Saat penemuan awal, hamparan sarang itu membentang sekitar 240 kilometer persegi, hampir seluas Pulau Malta. Berdasarkan kepadatan sarang, jumlahnya diperkirakan mencapai 60 juta, dan kini temuan baru memperkuat bahwa kawasan itu belum kehilangan peran utamanya sebagai habitat berkembang biak.

Data Utama Keterangan
Nama robot LASSIE (Low-Altitude Survey System for Icefish)
Durasi misi 48 jam
Lokasi Filchner Ice Shelf, Laut Weddell
Perkiraan sarang 60 juta
Luas hamparan sarang 240 kilometer persegi

Ikan es yang jadi kunci ekosistem

Kini, misi LASSIE juga memastikan kawasan tersebut masih menjadi habitat aktif bagi Jonah’s icefish atau Neopagetopsis ionah. Spesies khas Antartika ini dikenal memiliki darah hampir transparan karena tidak menggunakan hemoglobin seperti kebanyakan ikan.

Robot bawah laut itu tidak hanya menghitung sarang, tetapi juga mengukur suhu, kadar garam, kandungan oksigen, dan arus laut di sekitar lokasi. Data itu dipakai untuk memahami apakah perubahan lingkungan sudah mulai memengaruhi salah satu ekosistem paling unik di Antartika.

Menurut tim peneliti, kondisi koloni saat ini masih relatif stabil. Namun, mereka menekankan bahwa pemantauan jangka panjang tetap penting karena perubahan suhu laut dan mencairnya lapisan es dapat mengubah habitat ikan tersebut.

Peran besar dalam rantai makanan Antartika

Keberadaan koloni raksasa ini menunjukkan bahwa ikan es punya peran yang lebih besar dalam rantai makanan Antartika daripada yang selama ini diperkirakan. Autun Purser, ahli biologi laut dari AWI sekaligus penulis utama penelitian awal, mengatakan timnya semula tidak menyangka akan menemukan pemandangan seperti itu.

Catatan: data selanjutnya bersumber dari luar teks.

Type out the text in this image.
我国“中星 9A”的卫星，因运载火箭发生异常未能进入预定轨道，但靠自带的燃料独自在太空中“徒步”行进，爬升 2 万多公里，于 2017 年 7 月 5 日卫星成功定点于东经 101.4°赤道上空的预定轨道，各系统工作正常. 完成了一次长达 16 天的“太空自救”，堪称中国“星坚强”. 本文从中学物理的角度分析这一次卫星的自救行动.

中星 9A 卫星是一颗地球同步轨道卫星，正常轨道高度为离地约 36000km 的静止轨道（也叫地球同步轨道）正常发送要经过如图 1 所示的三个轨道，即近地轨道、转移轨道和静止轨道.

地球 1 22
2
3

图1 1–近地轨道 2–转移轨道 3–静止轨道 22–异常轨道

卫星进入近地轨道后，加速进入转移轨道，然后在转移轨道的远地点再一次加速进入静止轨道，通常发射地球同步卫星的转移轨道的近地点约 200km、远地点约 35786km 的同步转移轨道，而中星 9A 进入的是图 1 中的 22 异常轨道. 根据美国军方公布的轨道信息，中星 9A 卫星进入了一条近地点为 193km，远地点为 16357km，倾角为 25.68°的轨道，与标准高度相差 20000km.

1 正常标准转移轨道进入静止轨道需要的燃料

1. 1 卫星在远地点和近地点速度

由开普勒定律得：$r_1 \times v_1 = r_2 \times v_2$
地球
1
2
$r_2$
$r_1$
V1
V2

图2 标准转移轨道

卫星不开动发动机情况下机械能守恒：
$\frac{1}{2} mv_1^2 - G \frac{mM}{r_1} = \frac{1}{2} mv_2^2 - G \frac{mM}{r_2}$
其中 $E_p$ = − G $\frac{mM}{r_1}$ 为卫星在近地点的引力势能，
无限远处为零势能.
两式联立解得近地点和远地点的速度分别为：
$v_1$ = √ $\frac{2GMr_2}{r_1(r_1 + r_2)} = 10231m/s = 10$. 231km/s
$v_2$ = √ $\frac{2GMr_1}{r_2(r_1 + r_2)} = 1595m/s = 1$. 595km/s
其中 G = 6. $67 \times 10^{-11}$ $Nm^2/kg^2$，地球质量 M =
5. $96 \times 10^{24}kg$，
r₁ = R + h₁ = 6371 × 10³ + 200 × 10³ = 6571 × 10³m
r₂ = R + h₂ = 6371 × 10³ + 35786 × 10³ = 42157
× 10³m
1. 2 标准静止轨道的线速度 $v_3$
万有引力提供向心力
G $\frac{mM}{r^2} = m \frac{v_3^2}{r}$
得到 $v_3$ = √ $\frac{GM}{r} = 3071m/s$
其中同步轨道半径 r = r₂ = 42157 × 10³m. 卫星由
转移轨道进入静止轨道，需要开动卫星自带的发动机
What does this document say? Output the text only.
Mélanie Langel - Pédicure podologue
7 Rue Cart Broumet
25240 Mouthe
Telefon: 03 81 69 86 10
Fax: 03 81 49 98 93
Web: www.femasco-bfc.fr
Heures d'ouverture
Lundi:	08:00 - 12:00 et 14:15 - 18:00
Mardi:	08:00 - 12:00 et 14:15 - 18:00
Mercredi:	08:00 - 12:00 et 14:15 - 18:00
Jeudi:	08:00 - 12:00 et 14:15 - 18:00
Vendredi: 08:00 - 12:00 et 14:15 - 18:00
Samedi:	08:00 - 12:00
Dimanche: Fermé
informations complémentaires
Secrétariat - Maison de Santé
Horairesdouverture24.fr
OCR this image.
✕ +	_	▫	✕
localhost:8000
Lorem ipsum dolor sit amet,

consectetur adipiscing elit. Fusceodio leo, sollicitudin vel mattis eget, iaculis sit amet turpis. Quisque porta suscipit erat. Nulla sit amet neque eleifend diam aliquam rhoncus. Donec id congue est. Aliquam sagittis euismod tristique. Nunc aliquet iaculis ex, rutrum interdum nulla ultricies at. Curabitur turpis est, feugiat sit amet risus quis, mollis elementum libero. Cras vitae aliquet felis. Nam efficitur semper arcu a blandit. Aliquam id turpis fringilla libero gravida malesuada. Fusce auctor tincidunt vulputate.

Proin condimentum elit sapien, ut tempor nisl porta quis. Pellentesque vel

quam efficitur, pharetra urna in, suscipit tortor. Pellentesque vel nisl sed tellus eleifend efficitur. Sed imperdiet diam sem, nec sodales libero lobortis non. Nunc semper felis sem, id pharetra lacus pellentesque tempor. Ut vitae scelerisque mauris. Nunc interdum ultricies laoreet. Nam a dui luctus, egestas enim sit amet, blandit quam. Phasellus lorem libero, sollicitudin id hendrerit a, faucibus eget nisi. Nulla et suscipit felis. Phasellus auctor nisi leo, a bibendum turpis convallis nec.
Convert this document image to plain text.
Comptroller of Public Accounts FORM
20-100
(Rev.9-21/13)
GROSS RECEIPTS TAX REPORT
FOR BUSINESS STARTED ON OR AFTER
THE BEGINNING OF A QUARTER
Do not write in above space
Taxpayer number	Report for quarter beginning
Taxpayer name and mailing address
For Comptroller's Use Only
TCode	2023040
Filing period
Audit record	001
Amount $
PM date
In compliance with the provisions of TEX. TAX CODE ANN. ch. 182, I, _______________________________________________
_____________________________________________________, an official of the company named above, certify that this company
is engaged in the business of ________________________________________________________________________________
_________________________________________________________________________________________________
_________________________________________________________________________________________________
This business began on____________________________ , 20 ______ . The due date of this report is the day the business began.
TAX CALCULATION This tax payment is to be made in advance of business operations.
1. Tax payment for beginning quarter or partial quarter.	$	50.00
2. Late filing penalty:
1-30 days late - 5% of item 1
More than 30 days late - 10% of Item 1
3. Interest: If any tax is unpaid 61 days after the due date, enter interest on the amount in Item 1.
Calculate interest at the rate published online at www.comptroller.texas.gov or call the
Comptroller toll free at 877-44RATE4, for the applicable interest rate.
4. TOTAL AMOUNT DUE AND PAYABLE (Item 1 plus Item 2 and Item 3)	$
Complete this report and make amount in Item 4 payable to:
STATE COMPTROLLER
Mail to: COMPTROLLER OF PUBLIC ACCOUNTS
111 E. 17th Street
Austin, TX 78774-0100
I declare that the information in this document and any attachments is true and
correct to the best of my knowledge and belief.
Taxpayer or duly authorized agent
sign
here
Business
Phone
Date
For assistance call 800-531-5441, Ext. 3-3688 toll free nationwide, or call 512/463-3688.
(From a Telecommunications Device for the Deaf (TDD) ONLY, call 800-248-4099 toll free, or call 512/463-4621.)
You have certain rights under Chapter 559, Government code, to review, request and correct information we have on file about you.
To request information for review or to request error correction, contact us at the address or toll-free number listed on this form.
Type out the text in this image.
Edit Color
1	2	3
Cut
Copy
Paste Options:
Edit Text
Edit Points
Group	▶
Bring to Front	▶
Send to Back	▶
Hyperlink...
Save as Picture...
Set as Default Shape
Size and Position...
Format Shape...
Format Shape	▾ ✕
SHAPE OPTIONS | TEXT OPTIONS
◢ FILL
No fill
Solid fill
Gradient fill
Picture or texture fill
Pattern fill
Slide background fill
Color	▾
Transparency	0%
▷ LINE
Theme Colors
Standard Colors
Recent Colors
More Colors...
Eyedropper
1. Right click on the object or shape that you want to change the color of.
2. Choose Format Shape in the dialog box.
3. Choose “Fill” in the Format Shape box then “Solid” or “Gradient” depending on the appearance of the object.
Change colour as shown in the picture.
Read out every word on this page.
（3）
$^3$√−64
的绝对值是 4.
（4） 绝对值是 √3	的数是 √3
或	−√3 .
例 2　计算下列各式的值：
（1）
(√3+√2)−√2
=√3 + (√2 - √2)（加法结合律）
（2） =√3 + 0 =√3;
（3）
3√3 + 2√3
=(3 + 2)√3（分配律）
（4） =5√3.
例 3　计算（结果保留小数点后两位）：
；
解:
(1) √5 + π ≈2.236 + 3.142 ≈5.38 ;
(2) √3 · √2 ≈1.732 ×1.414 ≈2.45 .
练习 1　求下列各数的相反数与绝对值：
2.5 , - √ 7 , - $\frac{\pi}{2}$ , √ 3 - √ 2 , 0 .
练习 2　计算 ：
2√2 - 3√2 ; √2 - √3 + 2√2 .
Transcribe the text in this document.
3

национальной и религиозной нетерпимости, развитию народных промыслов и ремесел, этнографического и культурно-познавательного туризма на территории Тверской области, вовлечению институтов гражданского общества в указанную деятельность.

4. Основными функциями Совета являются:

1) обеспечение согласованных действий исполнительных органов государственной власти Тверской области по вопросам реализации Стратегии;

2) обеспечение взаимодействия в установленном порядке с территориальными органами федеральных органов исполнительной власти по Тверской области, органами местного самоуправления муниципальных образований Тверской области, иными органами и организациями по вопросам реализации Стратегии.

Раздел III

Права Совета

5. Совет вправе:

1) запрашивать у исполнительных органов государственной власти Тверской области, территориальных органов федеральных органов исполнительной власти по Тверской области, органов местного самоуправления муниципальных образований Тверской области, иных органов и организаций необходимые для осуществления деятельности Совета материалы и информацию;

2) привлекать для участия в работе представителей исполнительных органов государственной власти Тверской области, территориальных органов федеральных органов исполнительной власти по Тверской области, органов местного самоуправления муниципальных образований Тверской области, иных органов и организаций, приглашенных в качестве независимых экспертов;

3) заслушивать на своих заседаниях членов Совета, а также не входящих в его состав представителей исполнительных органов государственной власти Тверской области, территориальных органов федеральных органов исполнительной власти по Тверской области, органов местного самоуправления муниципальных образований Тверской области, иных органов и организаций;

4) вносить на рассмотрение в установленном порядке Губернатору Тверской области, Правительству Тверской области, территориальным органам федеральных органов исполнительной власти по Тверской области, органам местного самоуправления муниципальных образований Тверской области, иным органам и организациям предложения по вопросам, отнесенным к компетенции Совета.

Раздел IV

“Kami memperkirakan hanya akan melihat dasar laut Antartika seperti biasa. Namun selama empat jam pertama penyelaman, yang kami lihat tidak lain hanyalah sarang-sarang ikan,” kata Purser.

Temuan tersebut juga menjadi dasar ilmiah penting untuk mendorong pembentukan kawasan konservasi laut atau Marine Protected Area di Laut Weddell. Tujuannya agar habitat koloni ikan ini tetap terlindungi dari aktivitas manusia di masa depan.